As you can see in the chart below, ACWI’s annual revenue growth is closely tied to World Nominal GDP growth, which makes intuitive sense for the overall equity market.

One of the major drivers of the strong recent sales growth globally, but especially in the US, was the excess monetary and fiscal stimulus provided from Q2 2020 when the pandemic lockdowns spread globally. The chart below shows that, since the pandemic-related stimulus began, US large companies’ sales growth, as well as Nominal GDP growth, have been the highest this century.
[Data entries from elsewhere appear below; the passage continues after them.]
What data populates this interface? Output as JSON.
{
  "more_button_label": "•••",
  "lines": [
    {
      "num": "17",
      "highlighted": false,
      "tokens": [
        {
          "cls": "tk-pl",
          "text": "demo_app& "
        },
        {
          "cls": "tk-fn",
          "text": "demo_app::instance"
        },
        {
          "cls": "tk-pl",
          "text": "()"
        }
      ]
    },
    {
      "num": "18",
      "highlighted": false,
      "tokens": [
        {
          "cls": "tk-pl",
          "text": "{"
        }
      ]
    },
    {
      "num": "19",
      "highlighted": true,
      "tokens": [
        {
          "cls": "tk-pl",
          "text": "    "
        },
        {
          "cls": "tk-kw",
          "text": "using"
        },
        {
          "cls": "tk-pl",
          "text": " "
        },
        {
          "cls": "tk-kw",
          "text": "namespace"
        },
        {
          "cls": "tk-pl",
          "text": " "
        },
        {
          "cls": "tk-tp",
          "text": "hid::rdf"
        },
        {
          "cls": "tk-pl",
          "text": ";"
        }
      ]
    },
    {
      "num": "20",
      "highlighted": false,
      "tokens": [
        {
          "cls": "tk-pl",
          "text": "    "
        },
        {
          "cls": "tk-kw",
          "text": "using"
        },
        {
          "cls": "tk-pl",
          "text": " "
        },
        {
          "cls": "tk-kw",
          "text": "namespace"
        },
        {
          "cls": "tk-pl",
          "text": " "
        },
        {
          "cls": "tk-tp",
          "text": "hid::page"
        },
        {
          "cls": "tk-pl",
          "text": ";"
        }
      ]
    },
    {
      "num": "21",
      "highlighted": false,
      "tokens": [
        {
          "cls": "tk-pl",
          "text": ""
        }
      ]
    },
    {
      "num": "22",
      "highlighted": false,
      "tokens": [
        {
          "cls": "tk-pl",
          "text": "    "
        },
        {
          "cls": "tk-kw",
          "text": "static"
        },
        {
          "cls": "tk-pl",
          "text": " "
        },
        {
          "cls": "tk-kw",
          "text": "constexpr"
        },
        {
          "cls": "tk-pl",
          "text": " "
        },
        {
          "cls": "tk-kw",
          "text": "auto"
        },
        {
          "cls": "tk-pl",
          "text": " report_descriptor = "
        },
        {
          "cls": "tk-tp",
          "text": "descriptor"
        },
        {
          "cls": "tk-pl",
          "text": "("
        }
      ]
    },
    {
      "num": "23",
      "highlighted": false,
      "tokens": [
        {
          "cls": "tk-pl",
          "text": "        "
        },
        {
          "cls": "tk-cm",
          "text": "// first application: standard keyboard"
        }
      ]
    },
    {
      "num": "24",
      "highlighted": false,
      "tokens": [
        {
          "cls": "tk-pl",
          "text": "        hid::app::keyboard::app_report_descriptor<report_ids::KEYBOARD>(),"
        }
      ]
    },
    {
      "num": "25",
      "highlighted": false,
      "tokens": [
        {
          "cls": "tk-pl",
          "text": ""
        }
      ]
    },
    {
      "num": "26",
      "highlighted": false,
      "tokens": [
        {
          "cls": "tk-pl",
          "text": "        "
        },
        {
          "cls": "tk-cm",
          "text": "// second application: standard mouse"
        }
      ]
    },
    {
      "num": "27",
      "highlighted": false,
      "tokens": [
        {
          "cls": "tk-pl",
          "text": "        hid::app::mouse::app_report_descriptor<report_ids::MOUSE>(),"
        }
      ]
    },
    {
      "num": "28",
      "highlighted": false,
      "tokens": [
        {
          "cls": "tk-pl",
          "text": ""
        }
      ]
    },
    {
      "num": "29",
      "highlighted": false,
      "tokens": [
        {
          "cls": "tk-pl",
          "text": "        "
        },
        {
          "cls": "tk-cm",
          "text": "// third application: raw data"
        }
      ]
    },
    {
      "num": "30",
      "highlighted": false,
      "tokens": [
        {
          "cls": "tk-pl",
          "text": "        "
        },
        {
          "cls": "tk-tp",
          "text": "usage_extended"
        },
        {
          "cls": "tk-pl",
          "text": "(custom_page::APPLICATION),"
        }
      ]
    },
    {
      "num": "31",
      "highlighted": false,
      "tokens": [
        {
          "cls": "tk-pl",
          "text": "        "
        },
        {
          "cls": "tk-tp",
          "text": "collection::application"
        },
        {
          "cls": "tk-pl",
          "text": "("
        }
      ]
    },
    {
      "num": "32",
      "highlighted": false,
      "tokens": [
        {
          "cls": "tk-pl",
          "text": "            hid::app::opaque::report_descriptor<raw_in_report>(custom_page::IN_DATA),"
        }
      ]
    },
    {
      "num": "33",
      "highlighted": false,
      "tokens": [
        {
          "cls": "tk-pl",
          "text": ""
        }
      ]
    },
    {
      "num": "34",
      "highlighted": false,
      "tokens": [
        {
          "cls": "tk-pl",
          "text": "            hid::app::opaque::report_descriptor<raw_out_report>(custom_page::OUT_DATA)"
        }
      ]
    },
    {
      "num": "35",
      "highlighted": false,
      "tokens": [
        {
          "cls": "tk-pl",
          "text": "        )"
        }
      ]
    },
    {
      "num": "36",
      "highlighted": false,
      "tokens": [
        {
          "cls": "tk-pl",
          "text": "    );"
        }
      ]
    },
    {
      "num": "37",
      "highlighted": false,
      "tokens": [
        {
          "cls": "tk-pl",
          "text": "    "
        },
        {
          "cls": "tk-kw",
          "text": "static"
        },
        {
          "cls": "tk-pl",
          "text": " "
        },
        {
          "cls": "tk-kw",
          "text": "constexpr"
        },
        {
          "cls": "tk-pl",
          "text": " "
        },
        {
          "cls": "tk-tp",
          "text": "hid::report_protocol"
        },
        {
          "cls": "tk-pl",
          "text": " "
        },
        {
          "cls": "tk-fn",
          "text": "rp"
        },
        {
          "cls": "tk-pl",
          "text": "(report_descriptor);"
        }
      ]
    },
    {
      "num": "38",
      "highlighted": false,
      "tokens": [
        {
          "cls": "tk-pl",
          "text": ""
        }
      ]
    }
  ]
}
This is also one of the main reasons for the very strong housing and labour markets in the US. 

Methodology used to determine market-implied forward margins

 

We use the following methodology and assumptions in determining the market-implied forward margins per index/sector:

  • Use the consensus one-year forecast revenue.
  • Use the median 10-year forward price-to-earnings (“PE”) multiple (we use the shorter 10-year period to capture both the very low interest rate environment and the upward trending margins).
  • Back-out the implied forward margin level using the above two inputs and the current price (which includes the material drawdowns this year).
  • Compare that market-implied forward margin with the 10-year median and high margin levels to get a sense of what the market may have already priced in.

 

From a US sector perspective, the chart below shows that more than half the sectors, including the largest three by weight, have market-implied forward margins still above their 10-year highs! Most of the sectors also have market-implied margins materially above their 10-year medians.